Он на мгновенье умолк - и опять заговорил, еще более сбивчиво, и голос у него прерывался:
– И потом, Антуан, я не могу тебе всего сказать... Да ты и сам знаешь... Когда все время вот так, один, в голову начинает лезть всякая всячина... Тем более... Ну, после рассказов дядюшки Леона, вот... и еще рисунки... Это хоть какое-то развлечение, понимаешь? Понаделаю их про запас... А ночью они так и стоят перед глазами... Я сам знаю, что это нехорошо... Но один, совсем один, понимаешь? Всегда один... Ах, я зря тебе это рассказываю... Чувствую, потом буду жалеть... Но я так устал сегодня... Просто не могу удержаться...
И заплакал еще громче.
Он испытывал мучительное чувство - ему казалось, что он невольно лжет, и чем больше он пытался сказать правду, тем меньше это удавалось.
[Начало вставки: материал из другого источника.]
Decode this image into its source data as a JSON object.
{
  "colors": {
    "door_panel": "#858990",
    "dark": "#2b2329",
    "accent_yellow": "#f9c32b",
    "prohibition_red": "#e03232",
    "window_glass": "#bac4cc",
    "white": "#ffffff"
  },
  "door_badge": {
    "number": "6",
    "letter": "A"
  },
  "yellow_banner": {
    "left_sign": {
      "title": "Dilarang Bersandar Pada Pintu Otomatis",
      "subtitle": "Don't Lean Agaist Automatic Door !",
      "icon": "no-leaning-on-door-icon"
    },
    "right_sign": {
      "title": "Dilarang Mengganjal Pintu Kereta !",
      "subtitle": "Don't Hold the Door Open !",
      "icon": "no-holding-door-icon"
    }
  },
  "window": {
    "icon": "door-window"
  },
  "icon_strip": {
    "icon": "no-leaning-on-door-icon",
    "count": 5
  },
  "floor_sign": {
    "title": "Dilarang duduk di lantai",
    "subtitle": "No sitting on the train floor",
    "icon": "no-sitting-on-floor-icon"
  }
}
В том, что он говорил, как будто не было ни малейшего искажения истины; однако он сознавал, что тон, каким он об этом говорил, и самый выбор признаний, и смятение, звучавшее в его словах, - все это давало о его жизни искаженное представление; но поступить по-другому он тоже не мог.
Они почти не двигались с места; впереди была добрая половина пути. Шестой час. Еще не стемнело, от воды поднимался туман, расползался по берегу, окутывал их обоих.